The real issue here is that subrogation standards have not kept pace with the reality of today’s claims management procedures and requirements. For a variety of reasons, the job of a claim adjuster has become much more centralized while becoming far less involved in the day to day issues that an injured worker must face. Some of that evolutionary trend is the result of cost consolidation in the industry, but part of it has also been driven by increasing regulatory requirements. In our current process driven, paperwork intensive environment, specialized services offered by third party vendors are absolutely essential if we are to have a chance of providing positive outcomes for the injured workers in our care.

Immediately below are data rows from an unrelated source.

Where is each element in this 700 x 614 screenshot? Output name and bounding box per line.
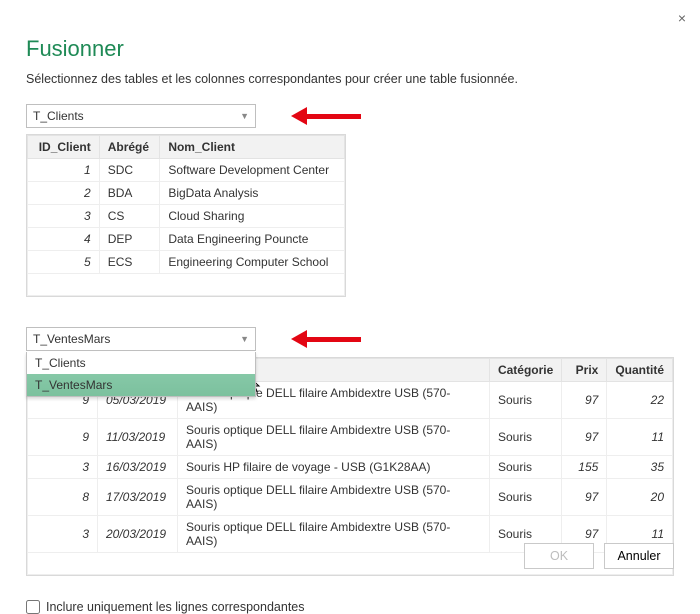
matching-rows-checkbox[interactable] [26,600,40,614]
table-row[interactable]: 3 CS Cloud Sharing [28,205,345,228]
table2-select-list[interactable]: T_Clients T_VentesMars [26,352,256,397]
cell: 16/03/2019 [98,456,178,479]
chevron-down-icon: ▼ [240,334,249,344]
cell: 155 [562,456,607,479]
cell: 35 [607,456,673,479]
dropdown-option[interactable]: T_VentesMars [27,374,255,396]
ok-button[interactable]: OK [524,543,594,569]
cell: Souris optique DELL filaire Ambidextre U… [178,419,490,456]
cell: 11 [607,419,673,456]
cell: Souris [489,456,561,479]
table-row[interactable]: 8 17/03/2019 Souris optique DELL filaire… [28,479,673,516]
close-icon[interactable]: × [678,10,686,26]
cell-abrege: ECS [99,251,160,274]
annotation-arrow [291,330,361,348]
cell: 20/03/2019 [98,516,178,553]
cell: Souris HP filaire de voyage - USB (G1K28… [178,456,490,479]
chevron-down-icon: ▼ [240,111,249,121]
cell-abrege: SDC [99,159,160,182]
table1: ID_Client Abrégé Nom_Client 1 SDC Softwa… [26,134,346,297]
cell-id: 4 [28,228,100,251]
cell: 17/03/2019 [98,479,178,516]
cell: 97 [562,382,607,419]
cell: 3 [28,456,98,479]
cell-id: 1 [28,159,100,182]
cell: Souris optique DELL filaire Ambidextre U… [178,516,490,553]
table2-header: Prix [562,359,607,382]
cell-nom: BigData Analysis [160,182,345,205]
cell: 8 [28,479,98,516]
matching-rows-label: Inclure uniquement les lignes correspond… [46,600,305,614]
cell: 97 [562,419,607,456]
cell: 97 [562,479,607,516]
cell-nom: Engineering Computer School [160,251,345,274]
dropdown-option[interactable]: T_Clients [27,352,255,374]
cell: 20 [607,479,673,516]
cancel-button[interactable]: Annuler [604,543,674,569]
table2-header: Catégorie [489,359,561,382]
table-row[interactable]: 3 16/03/2019 Souris HP filaire de voyage… [28,456,673,479]
table2-select-value: T_VentesMars [33,332,110,346]
cell-id: 2 [28,182,100,205]
table2-header: Quantité [607,359,673,382]
table-row[interactable]: 1 SDC Software Development Center [28,159,345,182]
cell: Souris [489,479,561,516]
table-row[interactable]: 9 11/03/2019 Souris optique DELL filaire… [28,419,673,456]
table-row[interactable]: 2 BDA BigData Analysis [28,182,345,205]
cell: 3 [28,516,98,553]
cell: Souris optique DELL filaire Ambidextre U… [178,479,490,516]
table1-header: Nom_Client [160,136,345,159]
cell: Souris [489,419,561,456]
cell-nom: Data Engineering Pouncte [160,228,345,251]
table-row[interactable]: 4 DEP Data Engineering Pouncte [28,228,345,251]
cell-id: 3 [28,205,100,228]
table-row[interactable]: 5 ECS Engineering Computer School [28,251,345,274]
dialog-subtitle: Sélectionnez des tables et les colonnes … [26,72,674,86]
cell: 9 [28,419,98,456]
table1-select[interactable]: T_Clients ▼ [26,104,256,128]
cell: 22 [607,382,673,419]
table1-header: Abrégé [99,136,160,159]
annotation-arrow [291,107,361,125]
cell-abrege: BDA [99,182,160,205]
cell-nom: Software Development Center [160,159,345,182]
matching-rows-checkbox-row: Inclure uniquement les lignes correspond… [26,600,674,614]
table2-select[interactable]: T_VentesMars ▼ T_Clients T_VentesMars [26,327,256,351]
cell-abrege: DEP [99,228,160,251]
dialog-title: Fusionner [26,36,674,62]
cell: 11/03/2019 [98,419,178,456]
cell: Souris [489,382,561,419]
cell-id: 5 [28,251,100,274]
cell-nom: Cloud Sharing [160,205,345,228]
cell-abrege: CS [99,205,160,228]
table1-select-value: T_Clients [33,109,84,123]
table1-header: ID_Client [28,136,100,159]
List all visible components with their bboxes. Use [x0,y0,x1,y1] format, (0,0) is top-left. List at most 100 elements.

Providing quality skilled services to an injured worker will include the profit a vendor company requires to perform them. In subrogation cases, having those expenses denied decreases the likelihood of their use, which will translate into less skilled treatment and poorer outcomes for the people they were intended to help. And the issue isn’t limited to complex care. If courts and regulators insist on eliminating recovery rights for all ancillary services required in an injured workers care, less and less will be available to those workers.
Turner points out this is not a new issue, or some new development that has suddenly cropped up. He tells readers that their customers are sophisticated and know the restrictions presented in some jurisdictions when it comes to cost recovery. The problem is that incidents like this focus everyone’s attention on only one type of recovery, when it is a workers’ recovery that should be the overriding concern.
After all, it is why our industry exists in the first place.
The conversation needs to be instead focused on what matters. Skilled third-party services are essential in today’s world of workers’ compensation claims. That means that the full cost of those services are most likely legitimate expenses that must be considered. The Texas DWC has an opportunity to clarify what is important; that providing services that can improve the life of a catastrophically injured worker is the paramount concern. That would mean that the expense of providing quality care will not be deterred or denied by the potential for a lack of recovery.
If they don’t, a far more important recovery will be what is really at risk.